Temporary factors have been affecting inflation rates in Canada, but these factors are starting to fade away. According to data from Statistics Canada (StatCan), the Consumer Price Index (CPI) saw an increase in December. When gas prices are excluded, the value increases significantly, reaching the upper limit set by the Bank of Canada. One positive aspect is the slowdown in shelter costs, but this slowdown is not evenly distributed among the population. Homeowners are experiencing slowing costs, while renters are facing some of the highest rent increases on record.

Canadian Inflation Accelerates

The annual growth of the Canadian headline CPI accelerated to 2.4% in December, up from 2.2% the previous month. The headline inflation rate has been suppressed by gas prices, and December was no exception. When gas prices are excluded, the CPI annual growth rate hits 3.0%, which is a 0.4 percentage point increase from the previous month.

Food Inflation on the Rise

Food prices are a significant contributor to the increase in inflation, with a 6.2% annual increase. The surge in food prices is attributed to the HST holiday in the last two weeks of 2024, but even without this factor, food prices were already increasing at a rate of 4.2% in November. This means that food prices are growing at a rate nearly 110% faster than the Bank of Canada’s 2% target rate.

Other Drivers of Inflation

Other notable drivers of inflation include household operations, furnishings, and equipment, which saw a 3.6% annual increase in December, up from 3.3% in November. Telephone services also saw a significant increase, with 13.0% annual growth.

Inflation and Housing

The housing market is one area where inflation is slowing down, but this slowdown is not evenly distributed. Shelter costs slowed to 2.1% annual growth in December, down from 2.3% in November. However, this relief is primarily being felt by homeowners, who saw owned accommodations increase by only 1.3% annually in December. Renters, on the other hand, are facing significant increases, with annual rent growth of 4.9% in December.

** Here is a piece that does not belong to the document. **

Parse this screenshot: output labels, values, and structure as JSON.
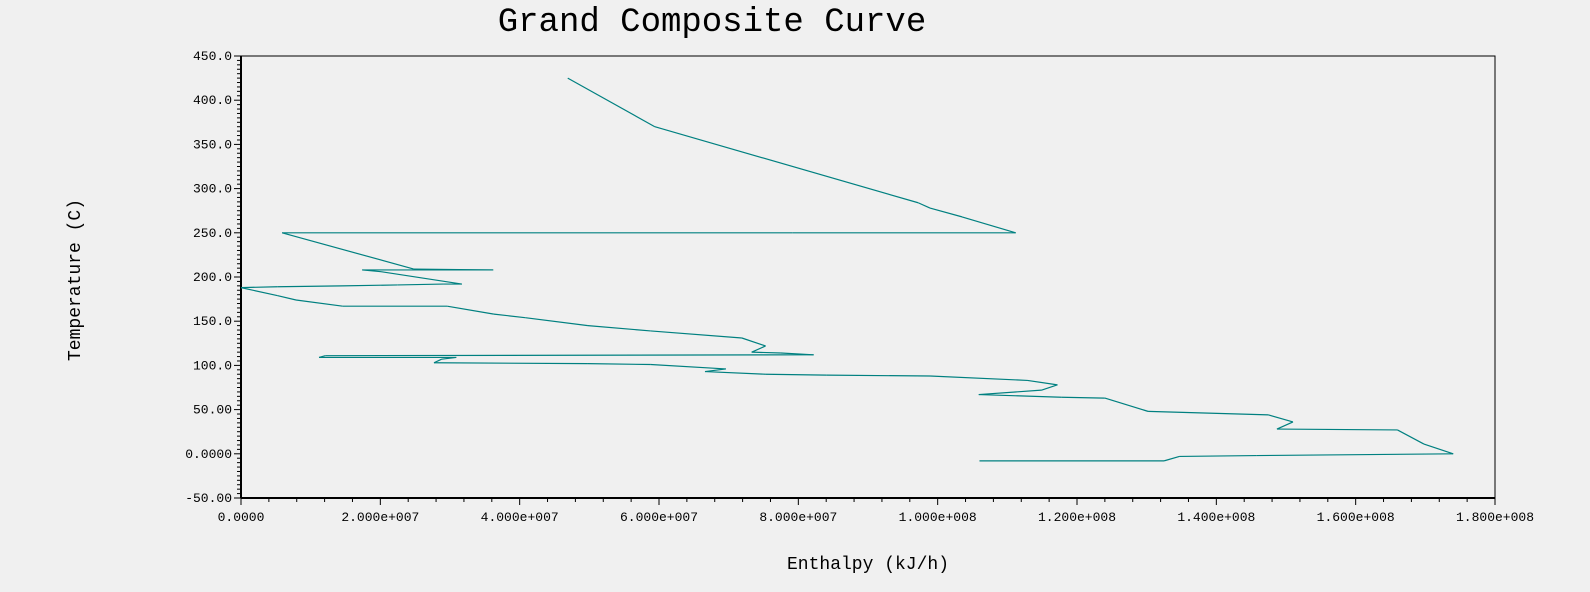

The Reality of Rent Increases

Despite reports of falling rents in the media, the reality is that rent increases are still significant. The discrepancy comes from the way rents are measured. While some rental firms report asking rents for vacant units, StatCan measures the actual rents paid, which is a more accurate reflection of the cost of living. The 4.9% annual rent growth in December marks the fourth-largest increase for the month since 1988.

Conclusion

In conclusion, inflation in Canada is on the rise, driven by factors such as food prices and household operations. While there is some relief in the housing market, this is primarily being felt by homeowners, with renters facing significant increases. It’s essential to understand the different ways that rents are measured to get an accurate picture of the cost of living. As the temporary factors affecting inflation continue to fade, it’s likely that inflation rates will continue to rise, making it essential for individuals and policymakers to be aware of these trends.